TULIP 2’s initial design was identical to TULIP 1 with the exception that just one dose of anifrolumab (300 mg) was compared to placebo. However, before unblinding, the end point was switched from SRI at week 52 to BICLA response rate at week 52. TULIP 2 not only achieved the primary outcome (BICLA: placebo [31.5%] vs anifrolumab 300 mg [47.8%]), but multiple secondary end points were also attained, chief of which were the ability to taper corticosteroids as well as improvement of cutaneous disease activity. Safety signals of note included a higher rate of herpes zoster reactivation (placebo: 1.1% vs anifrolumab: 7.2%).

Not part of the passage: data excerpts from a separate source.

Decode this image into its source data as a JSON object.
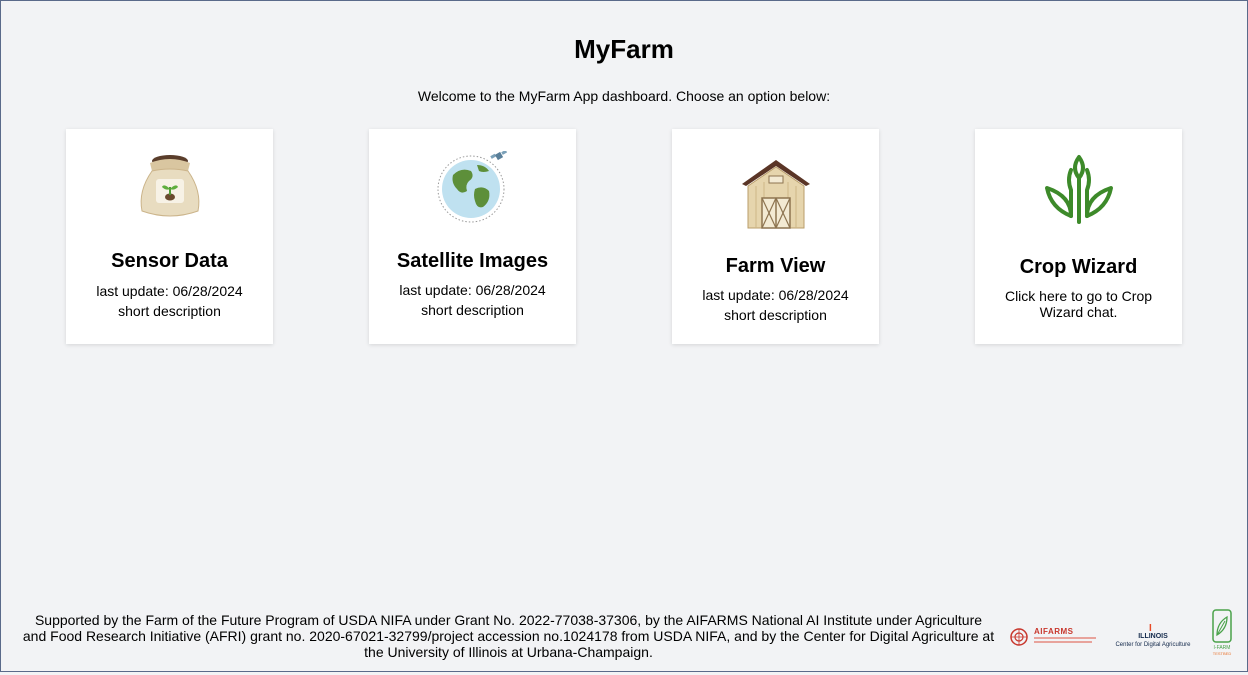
{
  "header": {
    "title": "MyFarm",
    "subtitle": "Welcome to the MyFarm App dashboard. Choose an option below:"
  },
  "cards": [
    {
      "title": "Sensor Data",
      "line1": "last update: 06/28/2024",
      "line2": "short description",
      "icon": "seed-bag-icon"
    },
    {
      "title": "Satellite Images",
      "line1": "last update: 06/28/2024",
      "line2": "short description",
      "icon": "globe-satellite-icon"
    },
    {
      "title": "Farm View",
      "line1": "last update: 06/28/2024",
      "line2": "short description",
      "icon": "barn-icon"
    },
    {
      "title": "Crop Wizard",
      "line1": "Click here to go to Crop",
      "line2": "Wizard chat.",
      "icon": "sprout-icon"
    }
  ],
  "footer": {
    "text_line1": "Supported by the Farm of the Future Program of USDA NIFA under Grant No. 2022-77038-37306, by the AIFARMS National AI Institute under Agriculture",
    "text_line2": "and Food Research Initiative (AFRI) grant no. 2020-67021-32799/project accession no.1024178 from USDA NIFA, and by the Center for Digital Agriculture at",
    "text_line3": "the University of Illinois at Urbana-Champaign.",
    "logos": {
      "aifarms": "AIFARMS",
      "illinois": "ILLINOIS",
      "illinois_sub": "Center for Digital Agriculture",
      "ifarm": "I-FARM",
      "ifarm_sub": "TESTBED"
    }
  },
  "colors": {
    "background": "#f2f3f5",
    "card": "#ffffff",
    "leaf_green": "#3d8a2a",
    "aifarms_red": "#c8372d",
    "illinois_blue": "#13294b"
  }
}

While not as advanced in development, there are several other programs that are targeting the IFN pathway. RSLV-132 is an RNase-Fc fusion protein that enzymatically degrades circulating RNA, thus inhibiting its ability to bind to toll-like receptors (TLR) and activate plasmacytoid dendritic cells. Direct inhibition of TLRs is yet another strategy being employed to target the innate immune system. Immunization with an IFN-alpha-KLH conjugate allows the host to produce his or her own antibodies to IFN-alpha. Plasmacytoid dendritic cells (pDC) are the major producers of type I IFN, and thus they represent a principal target for SLE drug development. BIIB059 is a monoclonal antibody that binds BDCA2, a protein uniquely expressed on pDCs. When BDCA2 is ligated with BIIB059, the protein is internalized, and production of cytokines, chemokines, and interferons is inhibited. In late 2019, it was announced that two phase 2 studies that evaluated cutaneous lupus as well as SLE achieved their respective end points. Baricitinib, an inhibitor of JAK1 and JAK2, achieved success in a phase 2 SLE study and is currently in phase 3. Let’s not forget hydroxychloroquine, which suppresses TLR activation through its inhibition of endosomal acidification.
The future is bright for patients with SLE as research is providing greater insights into SLE pathogenesis that are being translated to drug discovery.